Son plan fonctionna à merveilles. L’homme débarqua comme prévu et détruisit les ennemis en un rien de temps. Celsia n’en perdit pas une miette, profitant de cette merveilleuse occasion pour étudier les techniques de son ennemi. Il n’était pas mauvais, après tout il avait réussi à tuer plusieurs discordians inférieur, même si ce n’étaient que des créatures de bas niveau.

Sur ces merveilleuses pensées de mauvaise foi, la Discordian se retrouva avec une épée brandie vers elle sans comprendre ce qu'il se passait.

-Bon, soyons clair et net, quel est ton lien avec Abnegatio et qu'est-ce-que tu me veux ?

Celsia le dévisagea, les yeux écarquillés, sa main gauche posée sur son bras droit blessé. Il l’avait démasquée, déjà ?

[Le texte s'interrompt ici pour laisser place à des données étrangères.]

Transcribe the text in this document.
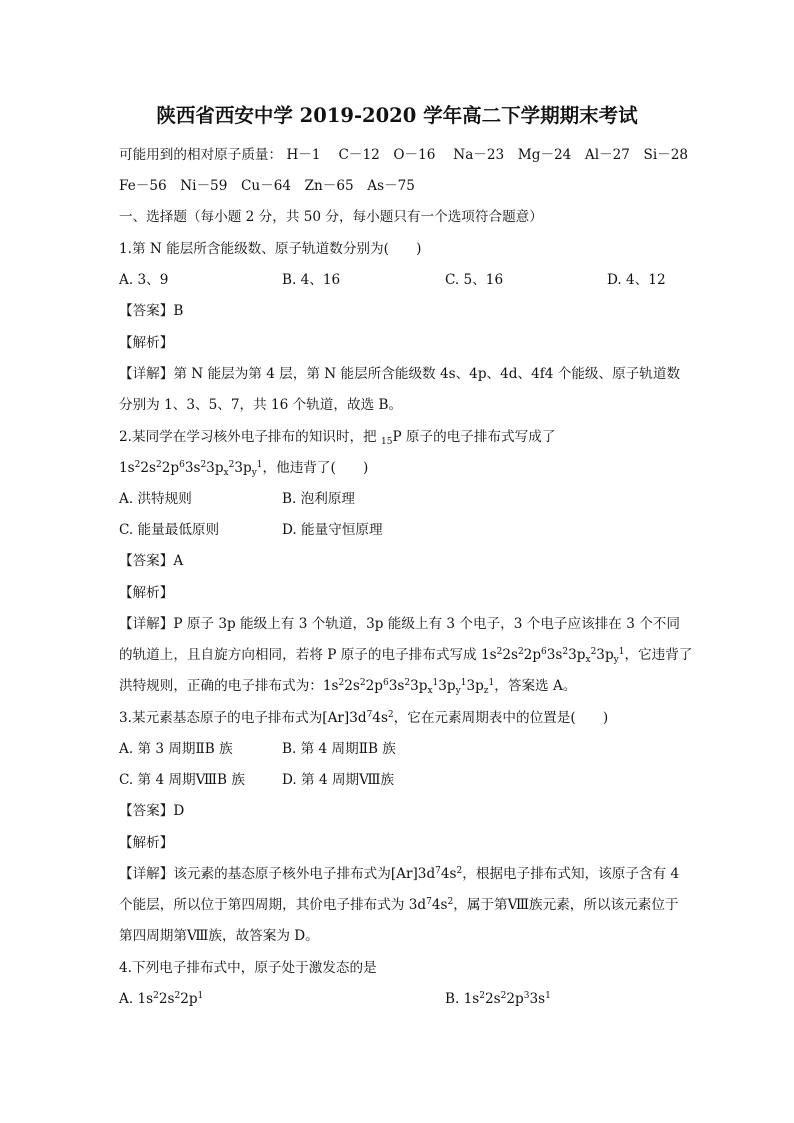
陕西省西安中学 2019-2020 学年高二下学期期末考试
可能用到的相对原子质量： H－1　 C－12　O－16　 Na－23　Mg－24　Al－27　Si－28
Fe－56　Ni－59　Cu－64　Zn－65　As－75
一、选择题（每小题 2 分，共 50 分，每小题只有一个选项符合题意）
1.第 N 能层所含能级数、原子轨道数分别为(　　)
A. 3、9	B. 4、16	C. 5、16	D. 4、12
【答案】B
【解析】
【详解】第 N 能层为第 4 层，第 N 能层所含能级数 4s、4p、4d、4f4 个能级、原子轨道数
分别为 1、3、5、7，共 16 个轨道，故选 B。
2.某同学在学习核外电子排布的知识时，把 $_{15}$P 原子的电子排布式写成了
$1s^22s^22p^63s^23p_x^23p_y^1$，他违背了(　　)
A. 洪特规则	B. 泡利原理
C. 能量最低原则	D. 能量守恒原理
【答案】A
【解析】
【详解】P 原子 3p 能级上有 3 个轨道，3p 能级上有 3 个电子，3 个电子应该排在 3 个不同
的轨道上，且自旋方向相同，若将 P 原子的电子排布式写成 $1s^22s^22p^63s^23p_x^23p_y^1$，它违背了
洪特规则，正确的电子排布式为：$1s^22s^22p^63s^23p_x^13p_y^13p_z^1$，答案选 A。
3.某元素基态原子的电子排布式为$[Ar]3d^74s^2$，它在元素周期表中的位置是(　　)
A. 第 3 周期ⅡB 族	B. 第 4 周期ⅡB 族
C. 第 4 周期ⅧB 族	D. 第 4 周期Ⅷ族
【答案】D
【解析】
【详解】该元素的基态原子核外电子排布式为$[Ar]3d^74s^2$，根据电子排布式知，该原子含有 4
个能层，所以位于第四周期，其价电子排布式为 $3d^74s^2$，属于第Ⅷ族元素，所以该元素位于
第四周期第Ⅷ族，故答案为 D。
4.下列电子排布式中，原子处于激发态的是
A. $1s^22s^22p^1$	B. $1s^22s^22p^33s^1$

La situation lui paraissait totalement incongrue. Quel genre d’homme pointerait son arme sur une jeune femme qui venait de se faire agresser, et blessée de surcroit ? Avant qu’elle n’ait le temps de rétorquer, deux nouveaux protagonistes firent leur apparition. Deux jeunes, pas l’air bien forts. Mais mieux valait se méfier de l’eau qui dort pour éviter d’avoir de mauvaises surprises.

-Salut ! Content de te revoir sain et sauf. Ah, et, heu, merci pour toute à l'heure. Je sais que tu tentais de m'aider, et c'était vraiment aimable et courageux de ta part.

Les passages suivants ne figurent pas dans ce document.